Leggendo il testo risulta che l’atto riguarda gli stipendi di un proprio dipendente.
Ci si chiede quindi: adesso cosa si deve fare?
Anzitutto, una premessa.
Cosa è l’atto di pignoramento presso terzi dello stipendio?
Il pignoramento presso terzi dello stipendio è un atto con cui un soggetto (creditore) fa valere un proprio credito nei confronti di un altro soggetto (debitore) che in questo caso è il dipendente di un’azienda.
Con l’atto di pignoramento presso terzi il creditore sottopone a pignoramento (quindi ad esecuzione forzata) le eventuali somme che l’azienda, quale datore di lavoro, deve pagare al proprio dipendente per retribuzioni e TFR, entro dei limiti di legge.
L’azienda quindi è semplicemente la terza pignorata. Ha una posizione neutrale rispetto alle parti e come tale deve agire.
Cosa deve fare l’azienda che riceve la notifica del pignoramento presso terzi dello stipendio?
L’azienda deve effettuare la dichiarazione del terzo (ai sensi dell’art. 547 c.p.c.).
Al riguardo, bisogna sapere che, a differenza del passato, non è più necessario presenziare all’udienza per rendere la dichiarazione.
Basta mandare una dichiarazione scritta tramite pec dall’indirizzo pec dell’azienda all’indirizzo pec del legale del creditore che risulta nell’atto stesso oppure tramite raccomandata.
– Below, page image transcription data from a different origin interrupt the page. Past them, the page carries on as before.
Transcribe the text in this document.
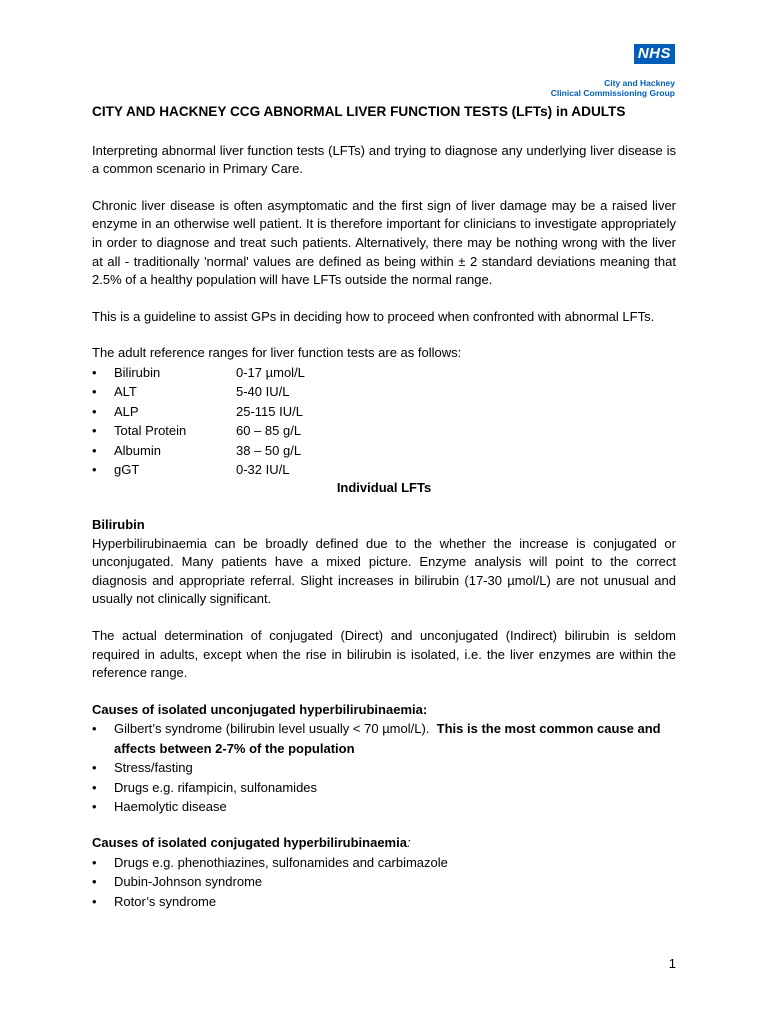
NHS
City and Hackney
Clinical Commissioning Group
CITY AND HACKNEY CCG ABNORMAL LIVER FUNCTION TESTS (LFTs) in ADULTS

Interpreting abnormal liver function tests (LFTs) and trying to diagnose any underlying liver disease is a common scenario in Primary Care.

Chronic liver disease is often asymptomatic and the first sign of liver damage may be a raised liver enzyme in an otherwise well patient. It is therefore important for clinicians to investigate appropriately in order to diagnose and treat such patients. Alternatively, there may be nothing wrong with the liver at all - traditionally 'normal' values are defined as being within ± 2 standard deviations meaning that 2.5% of a healthy population will have LFTs outside the normal range.

This is a guideline to assist GPs in deciding how to proceed when confronted with abnormal LFTs.

The adult reference ranges for liver function tests are as follows:

• Bilirubin	0-17 µmol/L
• ALT	5-40 IU/L
• ALP	25-115 IU/L
• Total Protein	60 – 85 g/L
• Albumin	38 – 50 g/L
• gGT	0-32 IU/L
Individual LFTs
Bilirubin

Hyperbilirubinaemia can be broadly defined due to the whether the increase is conjugated or unconjugated. Many patients have a mixed picture. Enzyme analysis will point to the correct diagnosis and appropriate referral. Slight increases in bilirubin (17-30 µmol/L) are not unusual and usually not clinically significant.

The actual determination of conjugated (Direct) and unconjugated (Indirect) bilirubin is seldom required in adults, except when the rise in bilirubin is isolated, i.e. the liver enzymes are within the reference range.

Causes of isolated unconjugated hyperbilirubinaemia:
• Gilbert’s syndrome (bilirubin level usually < 70 µmol/L). This is the most common cause and affects between 2-7% of the population
• Stress/fasting
• Drugs e.g. rifampicin, sulfonamides
• Haemolytic disease
Causes of isolated conjugated hyperbilirubinaemia:
• Drugs e.g. phenothiazines, sulfonamides and carbimazole
• Dubin-Johnson syndrome
• Rotor’s syndrome
1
E’ consigliabile utilizzare la pec perché più veloce ed economica.
La dichiarazione deve contenere una serie di indicazioni, tra cui:
- se effettivamente il debitore è lavoratore subordinato dell’azienda e con quale contratto, a tempo indeterminato o determinato;
- lo stipendio netto;
- i dati relativi al TFR;
- se sono presenti sequestri; cessioni dello stipendio oppure altri precedenti pignoramenti.
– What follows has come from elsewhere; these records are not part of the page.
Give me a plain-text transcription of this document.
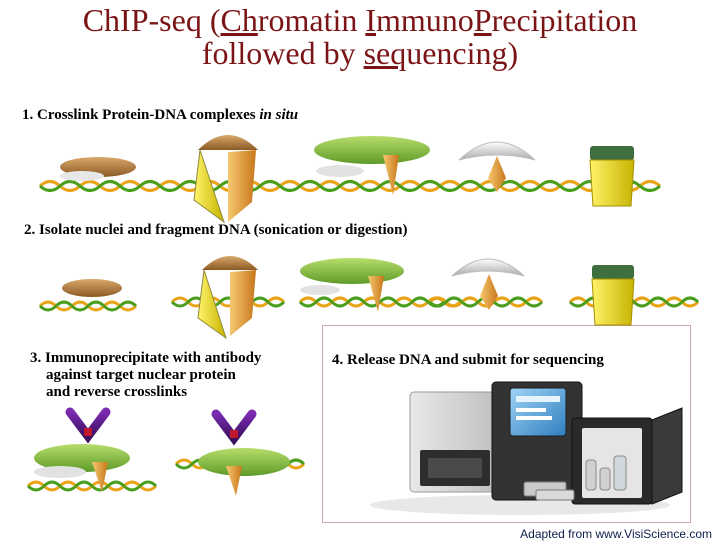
ChIP-seq (Chromatin ImmunoPrecipitation
followed by sequencing)
1. Crosslink Protein-DNA complexes in situ
2. Isolate nuclei and fragment DNA (sonication or digestion)
3. Immunoprecipitate with antibody
against target nuclear protein
and reverse crosslinks
4. Release DNA and submit for sequencing
Adapted from www.VisiScience.com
Infine, la dichiarazione va firmata dal legale rappresentante dell’azienda, oppure da un procuratore speciale munito dei relativi poteri, oppure ancora dal difensore munito di procura speciale.
Quali quote di retribuzione vanno trattenute?
Di norma, l’azienda deve trattenere nella busta paga la quota di 1/5 della retribuzione mensile netta.
Tale trattenuta decorre dalla data in cui l’azienda riceve la notifica dell’atto di pignoramento presso terzi dello stipendio.
La restante parte della retribuzione può essere pagata al dipendente.
La determinazione della quota delle trattenute è più complessa se oltre al pignoramento notificato esistono precedenti sequestri oppure cessioni dello stipendio o precedenti pignoramenti. In tal caso la situazione va verificata nel concreto analizzando i dati. L’art. 68 DPR 180/1950 prevede infatti particolari limiti alla pignorabilità delle retribuzioni in caso di coesistenza di sequestri o pignoramenti o cessioni.
Inoltre, per esperienza di studio, segnaliamo che, nel caso in cui l’atto di pignoramento presso terzi riguardi crediti per mantenimento (ad esempio, di minori) il Giudice potrebbe accertarne la natura alimentare e ciò potrebbe portare all’assegnazione della quota fino a 1/3 della retribuzione (art. 2 DPR 1950 n. 180).
Non è quindi sempre facile per un’azienda districarsi tra le norme e rendere la dichiarazione completa o applicare le trattenute corrette.